Stevenage, Hertfordshire, UK — When PC Dave Wardell and his canine partner, Finn, were called in to apprehend a robbery suspect earlier this month, things turned violent and a knife was brandished.
Officer Wardell was fortunate, suffering only a stab wound to the hand, but Finn took the brunt of it.
“Finn was stabbed trying to protect me,” Wardell told the BBC. “He got it first…. He was taking down an offender as he has done hundreds of times, and in the blink of an eye everything changed.”
Finn was rushed to a vet who performed life-saving surgery.
“I stayed until they made me go to hospital then I came back,” PC Wardell said. “The bond between a handler and his dogs is second to none. Seeing my partner stabbed was one of the worst days of my life.”

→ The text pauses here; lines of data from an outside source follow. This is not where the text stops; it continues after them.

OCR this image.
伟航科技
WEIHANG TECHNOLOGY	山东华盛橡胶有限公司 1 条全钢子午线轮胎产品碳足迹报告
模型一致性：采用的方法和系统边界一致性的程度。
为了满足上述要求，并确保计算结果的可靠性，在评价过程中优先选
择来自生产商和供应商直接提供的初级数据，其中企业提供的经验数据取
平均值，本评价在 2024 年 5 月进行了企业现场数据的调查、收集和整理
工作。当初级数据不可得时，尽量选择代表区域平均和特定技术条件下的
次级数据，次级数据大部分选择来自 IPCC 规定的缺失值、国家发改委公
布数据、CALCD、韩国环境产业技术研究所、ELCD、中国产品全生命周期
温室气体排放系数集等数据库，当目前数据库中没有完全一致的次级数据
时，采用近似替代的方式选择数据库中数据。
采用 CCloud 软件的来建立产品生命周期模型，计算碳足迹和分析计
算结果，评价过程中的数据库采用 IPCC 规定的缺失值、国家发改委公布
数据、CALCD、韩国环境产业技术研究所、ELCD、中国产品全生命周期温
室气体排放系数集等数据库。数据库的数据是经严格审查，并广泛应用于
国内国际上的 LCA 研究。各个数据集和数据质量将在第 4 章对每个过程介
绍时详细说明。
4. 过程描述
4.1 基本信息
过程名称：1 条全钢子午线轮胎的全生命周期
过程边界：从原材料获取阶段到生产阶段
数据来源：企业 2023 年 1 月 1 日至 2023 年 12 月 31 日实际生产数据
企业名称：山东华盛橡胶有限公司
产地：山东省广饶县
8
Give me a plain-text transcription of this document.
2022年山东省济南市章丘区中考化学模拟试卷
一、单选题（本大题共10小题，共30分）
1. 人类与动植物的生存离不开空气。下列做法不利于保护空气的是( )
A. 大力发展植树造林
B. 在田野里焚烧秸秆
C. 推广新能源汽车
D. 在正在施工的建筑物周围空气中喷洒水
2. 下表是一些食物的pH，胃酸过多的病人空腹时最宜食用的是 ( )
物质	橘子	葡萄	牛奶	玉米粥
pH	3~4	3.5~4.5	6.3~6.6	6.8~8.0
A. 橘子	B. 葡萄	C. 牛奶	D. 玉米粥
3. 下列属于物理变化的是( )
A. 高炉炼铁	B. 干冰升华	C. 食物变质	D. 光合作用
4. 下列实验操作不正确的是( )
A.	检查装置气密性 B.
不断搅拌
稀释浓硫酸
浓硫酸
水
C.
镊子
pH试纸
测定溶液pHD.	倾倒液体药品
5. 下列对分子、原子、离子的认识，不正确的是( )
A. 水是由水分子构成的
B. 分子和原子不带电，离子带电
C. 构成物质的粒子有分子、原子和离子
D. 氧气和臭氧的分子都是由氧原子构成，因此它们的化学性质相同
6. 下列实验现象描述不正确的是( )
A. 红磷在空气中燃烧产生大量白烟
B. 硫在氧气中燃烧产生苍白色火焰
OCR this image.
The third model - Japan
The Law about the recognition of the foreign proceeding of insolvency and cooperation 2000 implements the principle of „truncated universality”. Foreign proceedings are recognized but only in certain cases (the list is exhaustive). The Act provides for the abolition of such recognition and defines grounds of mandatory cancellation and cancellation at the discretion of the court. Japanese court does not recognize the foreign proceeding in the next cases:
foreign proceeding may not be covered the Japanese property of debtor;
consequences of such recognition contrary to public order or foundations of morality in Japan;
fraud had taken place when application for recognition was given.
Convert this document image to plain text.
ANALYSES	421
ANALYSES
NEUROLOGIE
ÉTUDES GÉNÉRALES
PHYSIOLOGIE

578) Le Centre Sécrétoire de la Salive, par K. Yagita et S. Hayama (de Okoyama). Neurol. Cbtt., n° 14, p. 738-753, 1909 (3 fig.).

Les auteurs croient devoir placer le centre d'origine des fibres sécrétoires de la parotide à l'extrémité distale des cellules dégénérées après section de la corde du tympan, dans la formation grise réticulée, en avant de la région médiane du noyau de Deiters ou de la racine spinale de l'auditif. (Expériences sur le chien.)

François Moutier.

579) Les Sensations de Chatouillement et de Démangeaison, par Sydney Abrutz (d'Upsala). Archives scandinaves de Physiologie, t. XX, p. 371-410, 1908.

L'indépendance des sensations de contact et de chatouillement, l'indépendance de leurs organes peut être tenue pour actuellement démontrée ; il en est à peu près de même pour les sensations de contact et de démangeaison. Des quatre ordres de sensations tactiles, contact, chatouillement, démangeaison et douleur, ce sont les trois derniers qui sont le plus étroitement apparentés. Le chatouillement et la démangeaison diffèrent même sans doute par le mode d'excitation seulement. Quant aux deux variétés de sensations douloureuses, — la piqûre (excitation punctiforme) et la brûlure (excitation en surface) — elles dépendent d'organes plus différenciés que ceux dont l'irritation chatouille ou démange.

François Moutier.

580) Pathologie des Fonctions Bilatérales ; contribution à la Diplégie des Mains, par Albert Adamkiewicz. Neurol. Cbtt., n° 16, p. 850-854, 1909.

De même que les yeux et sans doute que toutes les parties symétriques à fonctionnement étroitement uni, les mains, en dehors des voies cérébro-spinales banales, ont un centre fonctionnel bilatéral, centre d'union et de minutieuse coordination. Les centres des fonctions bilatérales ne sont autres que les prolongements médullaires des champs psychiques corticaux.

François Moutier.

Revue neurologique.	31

After four days in the hospital, Finn was able to return home. He lives with the Wardell family and his spaniel fur sibling, Pearl. She, too, works for the police as a detection dog, a less dangerous but no less useful job. She missed him while he was gone.
Wardell says that Finn is doing well and “being very cheeky…. He found some treats, ripped open the packet and ate the lot.”
Right now, Finn is allowed on short walks. Wardell says he can’t understand why he can’t go out and work. The stitches will come out soon, but vets will have to clear him before he can return to the job.
A 16-year-old boy from southeast London has been charged with assaulting an officer and with criminal damage.
Following the charge, a petition was set up on the UK government’s petition site, proposing that police animals “be given protection that reflects their status if assaulted in the line of duty”. Should it pass, it will be known as “Finn’s Law.”
At press time it already had tens of thousands of signatures.